CBF global missions faces the challenge of creating the future of CBF’s mission enterprise in a new missionary situation, Paynter said. She praised the strategic planning that already has taken place to clarify CBF’s mission distinctives under the leadership of global missions Coordinator Steven Porter, CBF missions council Chair Mike Oliver and governing board member Paul Baxley, who also serves as chair of the ad hoc committee on global missions structures and staffing.
“Cultivating beloved community, bearing witness to Jesus Christ, seeking transformational development—these work at a congregational level, at a state and regional level, and they work at a global level,” Paynter said, speaking to the importance of these distinctives through stories of CBF field personnel serving around the globe.
To ensure the successful fulfillment of these organizational objectives, Paynter stressed the importance of the changes within the CBF infrastructure, from newly hired employees to new ways of expense reporting and new ways of engaging with Cooperative Baptists.
“These are not the sexy topics of CBF life, yet they are crucial to the work that we are doing,” Paynter said.
With an evolving infrastructure and dedicated staff and governance bodies, CBF is reaching out, doing more and clarifying the ways it forms together both as an organization and with other organizations, she noted.
Through a renewed covenant relationship with each CBF state and regional organization, the exploration of deeper partnerships with the Baptist World Alliance and partner theological institutions, and calling on partners to work together with CBF to engage in initiatives that encourage healthy congregations, CBF will have a bright future, Paynter said.
During the meeting, the governing board approved memoranda of understanding between CBF global and CBF state organizations including Alabama, Arkansas, Georgia, Louisiana, North Carolina, South Carolina, Tennessee and Florida, as well as regional organizations such as CBF Heartland, North Central CBF, Baptist Fellowship of the Northeast, CBF West and CBF Mid-Atlantic.

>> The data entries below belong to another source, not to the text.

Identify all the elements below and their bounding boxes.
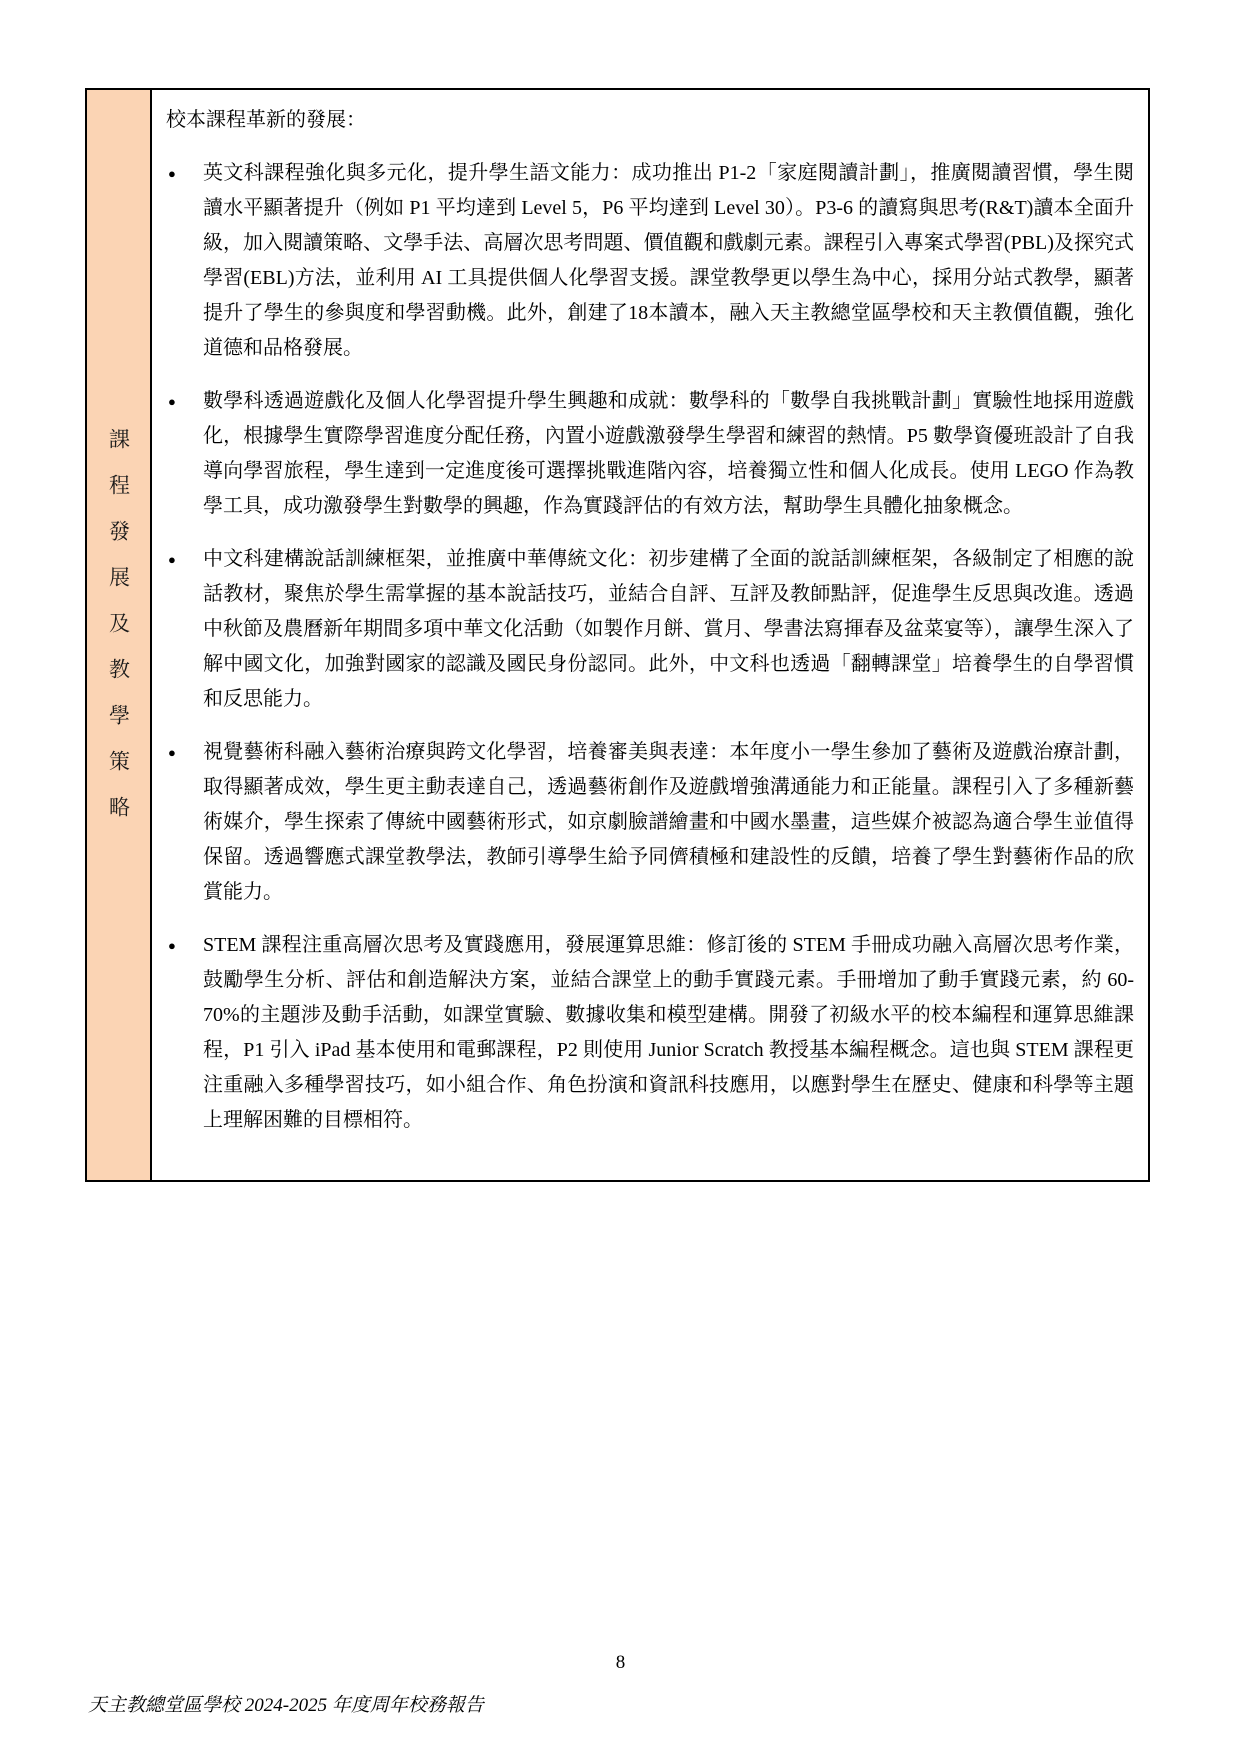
bullet-icon: ● (166, 384, 203, 524)
bullet-text: 數學科透過遊戲化及個人化學習提升學生興趣和成就：數學科的「數學自我挑戰計劃」實驗… (203, 384, 1134, 524)
bullet-item: ● 數學科透過遊戲化及個人化學習提升學生興趣和成就：數學科的「數學自我挑戰計劃」… (166, 384, 1134, 524)
bullet-text: 中文科建構說話訓練框架，並推廣中華傳統文化：初步建構了全面的說話訓練框架，各級制… (203, 542, 1134, 717)
page-number: 8 (0, 1652, 1241, 1674)
bullet-item: ● STEM 課程注重高層次思考及實踐應用，發展運算思維：修訂後的 STEM 手… (166, 928, 1134, 1138)
bullet-list: ● 英文科課程強化與多元化，提升學生語文能力：成功推出 P1-2「家庭閱讀計劃」… (166, 156, 1134, 1138)
section-heading: 校本課程革新的發展： (166, 103, 1134, 138)
bullet-icon: ● (166, 928, 203, 1138)
bullet-item: ● 英文科課程強化與多元化，提升學生語文能力：成功推出 P1-2「家庭閱讀計劃」… (166, 156, 1134, 366)
bullet-item: ● 中文科建構說話訓練框架，並推廣中華傳統文化：初步建構了全面的說話訓練框架，各… (166, 542, 1134, 717)
bullet-item: ● 視覺藝術科融入藝術治療與跨文化學習，培養審美與表達：本年度小一學生參加了藝術… (166, 735, 1134, 910)
bullet-text: STEM 課程注重高層次思考及實踐應用，發展運算思維：修訂後的 STEM 手冊成… (203, 928, 1134, 1138)
bullet-text: 英文科課程強化與多元化，提升學生語文能力：成功推出 P1-2「家庭閱讀計劃」，推… (203, 156, 1134, 366)
category-label: 課程發展及教學策略 (104, 428, 134, 842)
report-table: 課程發展及教學策略 校本課程革新的發展： ● 英文科課程強化與多元化，提升學生語… (85, 88, 1150, 1182)
content-cell: 校本課程革新的發展： ● 英文科課程強化與多元化，提升學生語文能力：成功推出 P… (152, 90, 1148, 1180)
bullet-icon: ● (166, 156, 203, 366)
category-cell: 課程發展及教學策略 (87, 90, 152, 1180)
document-page: 課程發展及教學策略 校本課程革新的發展： ● 英文科課程強化與多元化，提升學生語… (0, 0, 1241, 1755)
bullet-text: 視覺藝術科融入藝術治療與跨文化學習，培養審美與表達：本年度小一學生參加了藝術及遊… (203, 735, 1134, 910)
footer-text: 天主教總堂區學校 2024-2025 年度周年校務報告 (88, 1690, 484, 1717)
bullet-icon: ● (166, 542, 203, 717)
bullet-icon: ● (166, 735, 203, 910)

The governing board accepted a covenant of missional collaboration of the Kentucky Baptist Fellowship, accepted CBF of Mississippi’s agreement and accepted the annual partnership agreement for CBF of Texas and CBF of Virginia in lieu of memoranda of understanding
The adoption of these agreements follows a year-long internal audit by CBF partnerships of the relationships, files and financial documents associated with all of CBF’s partnering organizations. Much of this work has been in response to the recommendations of the 2012 task force and motions of the CBF governing board.
In January, the governing board approved a motion from the networking committee requiring all CBF state and regional organizations to have in place a written and approved memorandum of understanding affirming their relationship with CBF global.
Currently, more than 66 organizations engage with CBF collaboratively. Within these groups are 18 state and regional organizations, 15 partner theological schools and host of long-standing groups.